Investigate consensus-tracker's memory usage
The first script that I ported over to stem was the consensus-tracker script which provides the automated emails for the list by the same name...
https://gitweb.torproject.org/atagar/tor-utils.git/blob/HEAD:/consensusTracker.py https://lists.torproject.org/cgi-bin/mailman/listinfo/consensus-tracker/
Moving this turned out to reveal some major issues with stem's ExitPolicy class in terms of memory usage. Those issues are fixed and the script now ran for several days without issue, but then a new type of memory problem surfaced.
Each hour the consensus-tracker makes an instance of the Sampling class, storing up to 192 of them at a time. Individually these our fine, but as the script runs and reaches that threshold the memory starts to stack up.

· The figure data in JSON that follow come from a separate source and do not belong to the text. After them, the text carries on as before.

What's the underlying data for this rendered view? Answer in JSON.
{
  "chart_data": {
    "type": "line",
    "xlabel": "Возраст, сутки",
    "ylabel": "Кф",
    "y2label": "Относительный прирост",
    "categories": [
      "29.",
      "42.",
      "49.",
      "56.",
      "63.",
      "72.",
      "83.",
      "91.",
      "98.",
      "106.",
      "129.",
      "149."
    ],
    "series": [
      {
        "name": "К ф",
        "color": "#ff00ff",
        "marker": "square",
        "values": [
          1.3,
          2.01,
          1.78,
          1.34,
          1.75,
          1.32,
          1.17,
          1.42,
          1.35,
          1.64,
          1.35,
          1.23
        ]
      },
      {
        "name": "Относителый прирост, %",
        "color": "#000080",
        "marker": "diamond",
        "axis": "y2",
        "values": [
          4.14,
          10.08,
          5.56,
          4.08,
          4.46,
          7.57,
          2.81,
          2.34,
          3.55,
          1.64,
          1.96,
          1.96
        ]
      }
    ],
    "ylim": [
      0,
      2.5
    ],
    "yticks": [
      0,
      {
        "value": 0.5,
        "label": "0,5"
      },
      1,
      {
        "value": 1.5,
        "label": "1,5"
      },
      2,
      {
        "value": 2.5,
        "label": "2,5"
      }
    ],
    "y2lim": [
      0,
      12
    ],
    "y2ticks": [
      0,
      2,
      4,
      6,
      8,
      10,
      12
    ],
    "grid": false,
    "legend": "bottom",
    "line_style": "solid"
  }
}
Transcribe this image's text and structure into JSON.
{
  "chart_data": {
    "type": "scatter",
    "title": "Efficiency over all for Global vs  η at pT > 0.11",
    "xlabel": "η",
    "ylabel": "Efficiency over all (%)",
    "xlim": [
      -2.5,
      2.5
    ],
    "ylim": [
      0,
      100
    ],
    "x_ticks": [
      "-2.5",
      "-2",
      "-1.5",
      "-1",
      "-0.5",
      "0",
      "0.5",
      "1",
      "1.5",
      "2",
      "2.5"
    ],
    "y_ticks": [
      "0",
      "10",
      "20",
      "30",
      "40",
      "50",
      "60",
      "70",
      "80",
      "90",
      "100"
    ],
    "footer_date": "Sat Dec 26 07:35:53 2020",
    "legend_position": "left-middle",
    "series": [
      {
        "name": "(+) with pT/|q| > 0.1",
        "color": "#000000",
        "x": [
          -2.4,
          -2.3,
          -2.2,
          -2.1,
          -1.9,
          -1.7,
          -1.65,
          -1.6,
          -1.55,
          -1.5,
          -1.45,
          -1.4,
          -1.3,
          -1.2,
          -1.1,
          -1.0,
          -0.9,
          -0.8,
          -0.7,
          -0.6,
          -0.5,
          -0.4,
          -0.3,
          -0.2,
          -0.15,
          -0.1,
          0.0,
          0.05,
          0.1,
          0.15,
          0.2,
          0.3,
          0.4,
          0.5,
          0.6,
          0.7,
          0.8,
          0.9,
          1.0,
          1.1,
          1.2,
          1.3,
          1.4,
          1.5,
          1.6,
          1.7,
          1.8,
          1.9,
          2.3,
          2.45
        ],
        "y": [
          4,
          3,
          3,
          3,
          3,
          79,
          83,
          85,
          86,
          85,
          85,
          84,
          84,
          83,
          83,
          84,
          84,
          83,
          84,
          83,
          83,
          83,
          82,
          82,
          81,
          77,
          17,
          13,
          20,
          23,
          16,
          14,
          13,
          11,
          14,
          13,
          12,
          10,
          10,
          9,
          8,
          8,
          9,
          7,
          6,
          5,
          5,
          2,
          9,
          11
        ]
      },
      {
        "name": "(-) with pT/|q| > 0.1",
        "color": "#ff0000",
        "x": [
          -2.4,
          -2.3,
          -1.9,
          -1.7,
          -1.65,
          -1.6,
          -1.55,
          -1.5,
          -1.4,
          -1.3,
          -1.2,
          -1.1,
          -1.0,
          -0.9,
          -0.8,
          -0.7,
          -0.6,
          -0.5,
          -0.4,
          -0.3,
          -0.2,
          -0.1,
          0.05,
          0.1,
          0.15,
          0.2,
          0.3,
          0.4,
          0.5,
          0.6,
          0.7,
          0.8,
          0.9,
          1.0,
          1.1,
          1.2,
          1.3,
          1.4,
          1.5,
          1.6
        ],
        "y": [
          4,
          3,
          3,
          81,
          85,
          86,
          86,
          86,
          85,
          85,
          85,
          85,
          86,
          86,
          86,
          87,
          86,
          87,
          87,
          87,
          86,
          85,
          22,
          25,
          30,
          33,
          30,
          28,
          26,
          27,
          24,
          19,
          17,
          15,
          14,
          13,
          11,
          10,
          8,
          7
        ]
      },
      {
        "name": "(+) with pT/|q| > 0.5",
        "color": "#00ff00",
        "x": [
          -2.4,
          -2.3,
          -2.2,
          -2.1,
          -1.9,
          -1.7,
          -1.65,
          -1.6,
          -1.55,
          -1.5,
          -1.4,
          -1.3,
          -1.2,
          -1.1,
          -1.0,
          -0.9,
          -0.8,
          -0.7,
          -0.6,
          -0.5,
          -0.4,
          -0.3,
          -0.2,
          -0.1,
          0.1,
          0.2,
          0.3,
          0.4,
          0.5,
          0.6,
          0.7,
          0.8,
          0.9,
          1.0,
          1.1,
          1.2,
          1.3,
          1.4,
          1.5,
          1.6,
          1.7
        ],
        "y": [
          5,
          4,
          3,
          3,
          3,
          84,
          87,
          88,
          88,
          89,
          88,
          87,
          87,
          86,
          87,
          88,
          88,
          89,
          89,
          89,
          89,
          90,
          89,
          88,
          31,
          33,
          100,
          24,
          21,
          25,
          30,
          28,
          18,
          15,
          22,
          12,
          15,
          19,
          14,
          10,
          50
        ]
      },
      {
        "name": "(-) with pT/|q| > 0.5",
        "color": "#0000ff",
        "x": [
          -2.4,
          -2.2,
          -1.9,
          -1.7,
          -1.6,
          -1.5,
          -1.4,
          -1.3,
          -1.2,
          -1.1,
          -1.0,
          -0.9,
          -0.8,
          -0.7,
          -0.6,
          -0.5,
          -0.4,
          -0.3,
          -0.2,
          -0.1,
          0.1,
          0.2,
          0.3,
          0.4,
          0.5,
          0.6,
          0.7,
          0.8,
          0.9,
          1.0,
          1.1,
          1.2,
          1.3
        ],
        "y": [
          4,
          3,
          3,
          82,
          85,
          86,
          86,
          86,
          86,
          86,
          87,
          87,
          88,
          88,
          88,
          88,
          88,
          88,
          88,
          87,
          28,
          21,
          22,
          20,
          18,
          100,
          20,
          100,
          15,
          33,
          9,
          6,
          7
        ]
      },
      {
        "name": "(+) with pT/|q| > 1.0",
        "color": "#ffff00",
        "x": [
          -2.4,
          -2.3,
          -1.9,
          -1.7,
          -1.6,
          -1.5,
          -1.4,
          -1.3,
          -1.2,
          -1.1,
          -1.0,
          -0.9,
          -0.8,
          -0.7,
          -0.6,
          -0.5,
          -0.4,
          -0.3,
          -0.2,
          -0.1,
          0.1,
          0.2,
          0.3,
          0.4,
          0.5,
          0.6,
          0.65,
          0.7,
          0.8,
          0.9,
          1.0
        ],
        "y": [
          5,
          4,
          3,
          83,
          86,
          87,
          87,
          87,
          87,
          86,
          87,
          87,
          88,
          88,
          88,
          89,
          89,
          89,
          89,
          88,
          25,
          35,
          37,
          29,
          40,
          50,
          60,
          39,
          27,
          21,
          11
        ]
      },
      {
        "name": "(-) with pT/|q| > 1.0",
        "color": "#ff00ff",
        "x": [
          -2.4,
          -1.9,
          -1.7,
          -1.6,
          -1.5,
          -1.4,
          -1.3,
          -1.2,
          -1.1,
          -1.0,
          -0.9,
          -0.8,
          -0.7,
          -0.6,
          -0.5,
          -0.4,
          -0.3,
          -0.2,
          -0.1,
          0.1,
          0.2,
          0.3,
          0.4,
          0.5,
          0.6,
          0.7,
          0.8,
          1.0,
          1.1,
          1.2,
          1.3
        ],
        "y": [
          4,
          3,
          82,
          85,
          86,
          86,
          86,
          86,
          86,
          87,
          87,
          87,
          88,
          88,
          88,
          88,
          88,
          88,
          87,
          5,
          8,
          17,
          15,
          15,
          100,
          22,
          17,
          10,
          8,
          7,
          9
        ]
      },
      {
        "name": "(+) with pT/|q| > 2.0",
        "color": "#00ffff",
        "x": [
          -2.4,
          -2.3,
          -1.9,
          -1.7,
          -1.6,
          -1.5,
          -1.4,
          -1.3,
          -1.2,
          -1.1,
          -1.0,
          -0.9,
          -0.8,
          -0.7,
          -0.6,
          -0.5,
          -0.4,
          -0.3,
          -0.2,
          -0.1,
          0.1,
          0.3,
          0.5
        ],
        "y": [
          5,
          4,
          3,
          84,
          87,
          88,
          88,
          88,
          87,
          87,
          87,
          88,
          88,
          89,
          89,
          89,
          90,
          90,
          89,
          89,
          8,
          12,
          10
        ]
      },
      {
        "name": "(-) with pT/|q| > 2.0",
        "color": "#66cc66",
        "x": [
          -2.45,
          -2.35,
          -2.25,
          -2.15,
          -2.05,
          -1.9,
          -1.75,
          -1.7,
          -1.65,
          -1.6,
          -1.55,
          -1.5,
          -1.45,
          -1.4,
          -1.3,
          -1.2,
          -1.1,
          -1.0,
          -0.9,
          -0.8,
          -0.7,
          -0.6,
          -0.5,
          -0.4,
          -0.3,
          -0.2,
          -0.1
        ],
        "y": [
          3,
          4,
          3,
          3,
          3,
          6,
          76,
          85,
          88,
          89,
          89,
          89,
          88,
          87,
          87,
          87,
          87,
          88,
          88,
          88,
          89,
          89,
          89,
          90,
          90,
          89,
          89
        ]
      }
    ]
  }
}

After a week the consensus-tracker instance on my system was using 75% of the system's memory and started failing to fetch new consensus information (I'm not positive that the memory usage is related to the failures, but seems likely).
So first question, why is stem using more memory than torctl? At a guess there's two issues...
-
TorCtl likely provided version 2 router status entries while stem provides version 3. A big difference between those two is that version 3 includes the microdescriptor exit policy.
-
TorCtl's ExitPolicyLine class is far lighter than our ExitPolicy. All it stores is the binary representation of the address, subnet mask, and port range (ie, the bare minimum to have a working match() method). Ours, however, includes IPv6 support and some additional data.
I've made a little hack in my consensus-tracker to drop the exit policy from the router status entries (... actually, the script doesn't use them so this should have zero impact). After a week or so of running this'll confirm or deny that the ExitPolicy is the issue.
If it is then I'll likely make the microdescriptor policies become lighter weight. They only need a subset of the information of a normal policy.